Even aristocrats can lose in the "end game."

With enough consolidation, locked-in agrarian societies can produce adverse effects even for the land-controlling aristocrats at the top of the heap.  A case in point is what happened to the agrarian societies of Europe in the end-game stages of their aristocratic systems, with the rise of the modern nation-state.  (This, by the way, was not coequal to democracy, which came later.  It simply involved the evolution of more cohesive and powerful countries, in the sense that we now understand the word.)

Before the rise of the nation-state, Europe’s aristocrats were accustomed to pretty much incessantly competing with one another for power and prestige on the field of battle.  But nations couldn’t tolerate this if they were to become something more than just loose-knit conglomerations of squabbling fiefdoms.  So as nations grew stronger, the aristocrats within those nations were effectively barred from raising arms against one another. 

They didn’t stop jockeying with one another for position and power, though.  Their arena just shifted from the battlefield to the royal court.

An interesting concurrent development is that during this same period, male aristocrats began adopting increasingly refined ways.  This ultimately reached the point where they wore velvet bows in their elegantly coifed hair, went around in silk pedal pushers and stockings, and carried perfumed lace hankies up their sleeves. 

Was this all just a coincidence?  There are reasons to believe otherwise.

The aristocrats of this age made a very deliberate and concerted effort to project an image of cultivation and refinement, because it was one of the few socially acceptable ways in which they could maintain their habit of continually one-upping one another.  It was beneficial for them to wear elaborately fancy clothing in the same way that it boosted their status to commission symphonies (which, incidentally, accounts for why so much of the world’s stock of such music originated in this era).

Projecting an image of refinement at court also helped advance the fortunes of an aristocrat in other ways. 

Bear in mind that the power equation at court involved cultivating others with power.  This required lots of charming and wooing—and of a highly competitive sort, because everybody else was trying to do the same thing.  The situation strongly favored a less threatening, more ingratiating style and manner.  A refined image, as opposed to one of raw power, was best suited to the need.

Also, because it wouldn’t help anybody anymore to be seen as an old-style bash-your-neighbor-type warrior-thug, the aristocrats learned to create at least the appearance of being cooperative with one another, while continuing to look for more subtle ways to do their rivals a dirty.   In other words, they became catty.  Moreover, given that the perceptions of others were of key importance, the aristocrats learned how to get a lot of mileage out of gossip.
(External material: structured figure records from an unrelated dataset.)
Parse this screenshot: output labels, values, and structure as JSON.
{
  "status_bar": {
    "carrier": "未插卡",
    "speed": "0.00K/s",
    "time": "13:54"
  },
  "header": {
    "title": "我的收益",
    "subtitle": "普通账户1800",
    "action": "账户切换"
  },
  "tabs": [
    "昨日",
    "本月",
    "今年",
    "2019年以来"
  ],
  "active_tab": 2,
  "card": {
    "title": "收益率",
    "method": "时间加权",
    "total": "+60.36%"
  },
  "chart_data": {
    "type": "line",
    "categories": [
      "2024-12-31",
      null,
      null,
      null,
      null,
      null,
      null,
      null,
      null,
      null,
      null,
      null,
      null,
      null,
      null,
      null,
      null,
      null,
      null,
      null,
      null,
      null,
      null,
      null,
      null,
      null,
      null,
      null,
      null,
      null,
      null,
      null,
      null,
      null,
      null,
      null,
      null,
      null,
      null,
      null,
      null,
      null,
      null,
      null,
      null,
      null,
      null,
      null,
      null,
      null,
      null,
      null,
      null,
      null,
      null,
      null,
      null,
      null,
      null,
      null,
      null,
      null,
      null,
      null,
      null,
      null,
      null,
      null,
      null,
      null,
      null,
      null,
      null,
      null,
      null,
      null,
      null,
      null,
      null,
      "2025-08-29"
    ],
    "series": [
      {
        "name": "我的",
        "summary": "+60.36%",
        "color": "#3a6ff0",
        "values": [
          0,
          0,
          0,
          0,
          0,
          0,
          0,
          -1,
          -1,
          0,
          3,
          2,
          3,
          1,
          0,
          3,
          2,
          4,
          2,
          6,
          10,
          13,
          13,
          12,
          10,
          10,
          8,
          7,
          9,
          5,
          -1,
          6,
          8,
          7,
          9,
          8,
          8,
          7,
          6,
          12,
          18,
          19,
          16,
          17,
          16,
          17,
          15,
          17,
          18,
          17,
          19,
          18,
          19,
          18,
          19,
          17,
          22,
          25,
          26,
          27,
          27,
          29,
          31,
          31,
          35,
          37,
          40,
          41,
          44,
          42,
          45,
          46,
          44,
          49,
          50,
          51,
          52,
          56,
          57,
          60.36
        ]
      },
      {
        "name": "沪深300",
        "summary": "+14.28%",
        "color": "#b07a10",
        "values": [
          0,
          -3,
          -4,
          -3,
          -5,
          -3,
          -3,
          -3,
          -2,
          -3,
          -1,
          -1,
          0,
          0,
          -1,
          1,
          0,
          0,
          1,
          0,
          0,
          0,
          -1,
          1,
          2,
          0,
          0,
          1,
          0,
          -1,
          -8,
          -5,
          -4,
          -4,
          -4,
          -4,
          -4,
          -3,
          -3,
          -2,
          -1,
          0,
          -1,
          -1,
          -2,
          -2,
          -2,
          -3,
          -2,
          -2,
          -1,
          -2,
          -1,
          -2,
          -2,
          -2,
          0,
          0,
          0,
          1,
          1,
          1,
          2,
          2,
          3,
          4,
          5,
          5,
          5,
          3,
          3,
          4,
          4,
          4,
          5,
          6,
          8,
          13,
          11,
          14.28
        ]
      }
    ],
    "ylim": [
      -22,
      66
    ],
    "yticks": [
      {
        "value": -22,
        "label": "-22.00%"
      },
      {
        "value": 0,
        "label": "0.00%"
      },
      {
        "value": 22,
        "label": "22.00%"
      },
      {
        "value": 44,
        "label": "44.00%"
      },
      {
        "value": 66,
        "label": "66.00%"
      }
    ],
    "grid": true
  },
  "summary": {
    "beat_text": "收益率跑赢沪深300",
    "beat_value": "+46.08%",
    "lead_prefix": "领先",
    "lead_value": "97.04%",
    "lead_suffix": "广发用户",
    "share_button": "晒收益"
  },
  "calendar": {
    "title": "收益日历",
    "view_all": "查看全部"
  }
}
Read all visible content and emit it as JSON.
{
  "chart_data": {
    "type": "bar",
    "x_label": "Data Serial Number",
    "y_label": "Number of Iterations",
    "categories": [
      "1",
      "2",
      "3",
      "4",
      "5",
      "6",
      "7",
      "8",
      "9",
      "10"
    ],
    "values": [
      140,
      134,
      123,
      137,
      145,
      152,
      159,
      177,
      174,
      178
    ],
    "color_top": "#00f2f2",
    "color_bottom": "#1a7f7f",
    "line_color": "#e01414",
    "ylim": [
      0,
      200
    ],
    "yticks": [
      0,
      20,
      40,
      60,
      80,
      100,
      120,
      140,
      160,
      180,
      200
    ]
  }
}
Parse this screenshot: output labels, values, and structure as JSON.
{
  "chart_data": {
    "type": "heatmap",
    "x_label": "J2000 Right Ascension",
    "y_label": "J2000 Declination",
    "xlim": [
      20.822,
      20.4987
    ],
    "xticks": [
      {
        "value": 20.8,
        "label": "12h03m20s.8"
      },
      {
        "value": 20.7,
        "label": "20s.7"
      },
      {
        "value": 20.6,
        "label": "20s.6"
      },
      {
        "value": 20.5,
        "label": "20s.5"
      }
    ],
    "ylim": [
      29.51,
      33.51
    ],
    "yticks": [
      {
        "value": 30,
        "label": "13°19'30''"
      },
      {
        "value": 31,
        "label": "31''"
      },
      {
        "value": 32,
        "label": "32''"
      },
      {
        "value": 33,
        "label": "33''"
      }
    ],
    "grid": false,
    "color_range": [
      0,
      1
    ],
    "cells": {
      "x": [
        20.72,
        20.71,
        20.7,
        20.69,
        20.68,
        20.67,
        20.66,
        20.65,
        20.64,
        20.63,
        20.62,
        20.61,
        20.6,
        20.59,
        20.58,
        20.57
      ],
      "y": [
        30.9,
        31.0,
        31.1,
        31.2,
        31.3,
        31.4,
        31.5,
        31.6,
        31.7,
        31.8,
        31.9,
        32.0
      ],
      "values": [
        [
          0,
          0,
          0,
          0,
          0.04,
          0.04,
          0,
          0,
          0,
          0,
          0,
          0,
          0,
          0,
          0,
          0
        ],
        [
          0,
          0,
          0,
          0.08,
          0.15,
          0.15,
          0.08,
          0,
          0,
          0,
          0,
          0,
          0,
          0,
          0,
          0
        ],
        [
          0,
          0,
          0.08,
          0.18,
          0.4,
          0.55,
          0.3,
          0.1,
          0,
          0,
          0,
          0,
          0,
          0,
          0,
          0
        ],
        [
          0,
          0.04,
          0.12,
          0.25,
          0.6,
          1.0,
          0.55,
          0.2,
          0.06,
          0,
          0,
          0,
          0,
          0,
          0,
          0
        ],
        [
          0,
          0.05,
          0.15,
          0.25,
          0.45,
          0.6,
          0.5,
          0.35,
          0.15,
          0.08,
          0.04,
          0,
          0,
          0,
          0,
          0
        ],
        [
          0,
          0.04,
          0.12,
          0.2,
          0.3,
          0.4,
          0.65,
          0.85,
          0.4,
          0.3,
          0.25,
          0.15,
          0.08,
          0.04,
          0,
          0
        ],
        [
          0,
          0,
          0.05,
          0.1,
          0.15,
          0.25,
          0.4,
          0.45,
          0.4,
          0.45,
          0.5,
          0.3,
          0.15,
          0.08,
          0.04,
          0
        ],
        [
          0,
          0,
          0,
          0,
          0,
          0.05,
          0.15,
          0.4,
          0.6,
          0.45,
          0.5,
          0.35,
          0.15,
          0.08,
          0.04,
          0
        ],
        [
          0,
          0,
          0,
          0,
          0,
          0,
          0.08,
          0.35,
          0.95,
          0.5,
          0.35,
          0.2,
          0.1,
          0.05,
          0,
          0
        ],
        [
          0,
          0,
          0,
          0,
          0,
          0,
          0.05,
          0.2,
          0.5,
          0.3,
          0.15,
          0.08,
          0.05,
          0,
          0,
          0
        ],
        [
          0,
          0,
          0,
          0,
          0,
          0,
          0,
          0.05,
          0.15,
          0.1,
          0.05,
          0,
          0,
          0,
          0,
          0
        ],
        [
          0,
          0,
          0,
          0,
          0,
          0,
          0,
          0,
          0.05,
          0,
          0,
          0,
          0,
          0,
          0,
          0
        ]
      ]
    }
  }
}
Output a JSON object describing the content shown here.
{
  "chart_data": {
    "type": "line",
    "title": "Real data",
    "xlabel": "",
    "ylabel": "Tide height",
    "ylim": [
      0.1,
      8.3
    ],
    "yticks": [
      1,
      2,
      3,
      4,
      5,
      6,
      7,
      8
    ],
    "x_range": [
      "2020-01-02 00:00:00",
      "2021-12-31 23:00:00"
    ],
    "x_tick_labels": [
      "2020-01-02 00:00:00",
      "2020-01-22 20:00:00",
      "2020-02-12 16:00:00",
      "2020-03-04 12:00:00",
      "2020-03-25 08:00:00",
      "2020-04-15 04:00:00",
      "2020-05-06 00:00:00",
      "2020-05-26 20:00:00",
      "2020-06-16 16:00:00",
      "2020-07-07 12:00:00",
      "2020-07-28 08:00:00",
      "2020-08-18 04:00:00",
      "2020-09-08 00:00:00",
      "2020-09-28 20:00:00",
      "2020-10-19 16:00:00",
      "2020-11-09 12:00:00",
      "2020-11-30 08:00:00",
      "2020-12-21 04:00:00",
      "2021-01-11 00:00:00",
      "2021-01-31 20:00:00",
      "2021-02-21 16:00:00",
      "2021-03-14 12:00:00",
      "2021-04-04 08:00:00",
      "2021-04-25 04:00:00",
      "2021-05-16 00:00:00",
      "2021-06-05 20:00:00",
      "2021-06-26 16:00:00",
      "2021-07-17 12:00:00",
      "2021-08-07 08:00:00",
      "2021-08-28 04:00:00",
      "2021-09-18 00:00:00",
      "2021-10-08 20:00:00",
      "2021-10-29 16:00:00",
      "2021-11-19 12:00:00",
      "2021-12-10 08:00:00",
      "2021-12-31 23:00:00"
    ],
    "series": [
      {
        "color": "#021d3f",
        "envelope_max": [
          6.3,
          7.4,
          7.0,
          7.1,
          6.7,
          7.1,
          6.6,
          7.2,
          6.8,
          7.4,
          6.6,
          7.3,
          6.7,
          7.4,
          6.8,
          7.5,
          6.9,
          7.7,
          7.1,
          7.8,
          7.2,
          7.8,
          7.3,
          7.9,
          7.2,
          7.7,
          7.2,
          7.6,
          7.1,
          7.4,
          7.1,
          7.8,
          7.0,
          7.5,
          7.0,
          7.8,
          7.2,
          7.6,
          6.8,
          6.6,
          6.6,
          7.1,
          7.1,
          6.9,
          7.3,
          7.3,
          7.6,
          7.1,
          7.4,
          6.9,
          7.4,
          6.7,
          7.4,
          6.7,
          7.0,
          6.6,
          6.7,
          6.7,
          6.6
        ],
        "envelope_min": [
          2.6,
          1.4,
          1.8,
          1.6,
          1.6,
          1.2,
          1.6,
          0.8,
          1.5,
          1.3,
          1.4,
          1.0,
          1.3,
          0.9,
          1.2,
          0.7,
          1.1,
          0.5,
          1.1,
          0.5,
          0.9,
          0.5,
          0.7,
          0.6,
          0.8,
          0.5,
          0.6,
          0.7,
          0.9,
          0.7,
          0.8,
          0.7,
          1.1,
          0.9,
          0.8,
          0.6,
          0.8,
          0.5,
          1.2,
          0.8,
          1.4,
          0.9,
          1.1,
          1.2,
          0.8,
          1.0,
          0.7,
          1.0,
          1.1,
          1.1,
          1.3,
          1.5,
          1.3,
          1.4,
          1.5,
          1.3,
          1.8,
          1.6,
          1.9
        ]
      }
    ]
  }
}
By becoming prevalent, such behaviors became socially "normal."  But did they feel natural to the men who were expected to adopt them?  How did the more traditional warrior-chieftain nobles react to the new custom, in at least one royal court, of requesting admittance to a room not by knocking, but by using an elongated fingernail to scratch on the door?   And could they have failed to experience a certain knot in the gut to see serious power shifting to the dandified courtiers who were better suited to this new environment?